In the embodiment, the hole marks detected by the hole drilling position detection method for a multilayer printed wiring board according to the present invention are as follows:
It indicated the position of the reference hole for forming the outer layer circuit. However, the present invention is not limited to this, and for example, it may indicate a hole for through-hole plating. Further, there is no particular limit to the number of hole marks formed.

In the example, when capturing a light transmission image of a hole mark, the illumination is applied from below and the light is applied from above.
It was captured by an ITV camera. However, the positions of the illumination and ITV camera are not limited to those in the example. Furthermore, the device that captures light transmission images is not limited to ITV cameras;
Other image pickup tubes may also be used.

〔Effect of the invention〕

As described above, the method for detecting the hole drilling position of a multilayer printed wiring board according to the present invention is applicable to a multilayer printed wiring board in which hole marks indicating the hole drilling positions are formed at an appropriate number of locations on the inner layer circuit board. A hole drilling position detection method for a multilayer printed wiring board that detects a hole drilling position by detecting the position of the hole mark, the method comprising: detecting a hole drilling position on both sides of the predicted hole mark position in the multilayer printed wiring board; Since the method is characterized in that a blank counterboring process is performed and the position of the hole mark is detected by a light transmission image of the hole mark, the effect that the hole drilling position can be detected with extremely high accuracy is brought about.
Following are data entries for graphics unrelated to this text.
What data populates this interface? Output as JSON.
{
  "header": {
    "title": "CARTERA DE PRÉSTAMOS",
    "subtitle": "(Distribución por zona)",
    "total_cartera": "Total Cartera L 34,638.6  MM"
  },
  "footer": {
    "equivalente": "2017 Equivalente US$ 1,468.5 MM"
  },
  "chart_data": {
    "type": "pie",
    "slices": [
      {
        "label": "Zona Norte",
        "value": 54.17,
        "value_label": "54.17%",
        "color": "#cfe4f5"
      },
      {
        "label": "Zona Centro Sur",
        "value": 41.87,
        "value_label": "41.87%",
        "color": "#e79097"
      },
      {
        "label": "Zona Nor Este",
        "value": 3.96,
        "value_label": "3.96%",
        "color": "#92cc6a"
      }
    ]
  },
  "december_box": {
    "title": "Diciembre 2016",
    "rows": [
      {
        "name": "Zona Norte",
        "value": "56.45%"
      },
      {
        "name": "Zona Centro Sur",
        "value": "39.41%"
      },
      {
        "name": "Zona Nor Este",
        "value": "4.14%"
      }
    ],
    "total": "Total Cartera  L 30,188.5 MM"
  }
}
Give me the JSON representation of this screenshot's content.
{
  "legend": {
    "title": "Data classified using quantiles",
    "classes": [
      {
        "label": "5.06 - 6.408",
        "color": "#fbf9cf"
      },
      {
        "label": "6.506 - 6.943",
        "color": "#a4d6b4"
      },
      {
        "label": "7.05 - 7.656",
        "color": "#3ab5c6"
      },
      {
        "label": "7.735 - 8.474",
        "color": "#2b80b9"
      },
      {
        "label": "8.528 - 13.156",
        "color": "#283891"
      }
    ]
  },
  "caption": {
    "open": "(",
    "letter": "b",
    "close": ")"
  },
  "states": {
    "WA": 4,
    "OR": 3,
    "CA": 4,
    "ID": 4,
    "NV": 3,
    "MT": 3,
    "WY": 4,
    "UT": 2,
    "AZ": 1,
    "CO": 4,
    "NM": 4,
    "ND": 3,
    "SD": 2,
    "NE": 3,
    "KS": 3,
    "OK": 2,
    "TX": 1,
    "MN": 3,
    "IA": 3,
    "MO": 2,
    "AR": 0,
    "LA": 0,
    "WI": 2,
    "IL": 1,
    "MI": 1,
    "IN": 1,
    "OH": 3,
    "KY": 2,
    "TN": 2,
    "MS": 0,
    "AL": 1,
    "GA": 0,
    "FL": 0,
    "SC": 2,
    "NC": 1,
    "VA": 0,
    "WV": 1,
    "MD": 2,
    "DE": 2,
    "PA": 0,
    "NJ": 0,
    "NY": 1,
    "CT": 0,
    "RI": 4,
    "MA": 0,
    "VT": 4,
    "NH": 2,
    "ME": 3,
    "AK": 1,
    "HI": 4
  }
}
[Brief explanation of the drawing]

FIG. 1 is a cross-sectional view illustrating a conventional method for detecting the position of holes drilled in a multilayer printed wiring board, and FIGS. 4 is an enlarged plan view showing a counterbore hole, and FIGS. 5 to 7 are explanatory views for explaining a method for predicting the hole mark position, Fifth
FIG. 6 is a plan view of the inner layer circuit board, FIG. 6 is an explanatory diagram of the mark detection process, and FIG. 7 is an explanatory diagram illustrating a coordinate conversion method for replacing the hole mark position on the outer layer metal foil. DESCRIPTION OF SYMBOLS 1... Inner layer circuit board, 1a... Inner layer circuit, 1b... Hole mark, 5... Outer layer metal foil, 7... Multilayer printed wiring board, 1
2c...Spothole, 15...Contact pin (contactor), 20...Optical fiber, 21...ITV camera.

Claims (1)

[Scope of Claims] 1. Hole drilling is performed by detecting the positions of hole marks of a multilayer printed wiring board in which hole marks indicating hole drilling positions are formed at appropriate locations on an inner layer circuit board. This is a method for detecting the position of holes in a multilayer printed wiring board, in which counterbore processing is performed from both the front and back sides of the position predicted to be the hole mark position in the multilayer printed wiring board, and the hole is detected using a light transmission image of the hole mark. A method for detecting the position of holes in a multilayer printed wiring board, which is characterized by detecting the position of a mark. 2. A patent claim in which the depth of the counterbore is controlled by the counterbore means receiving a continuity detection signal due to the contact between the contact and the outer layer metal foil as the counterbore means moves, by controlling the amount of push-in of the counterbore means. range 1
A method for detecting the position of holes in a multilayer printed wiring board as described in 2.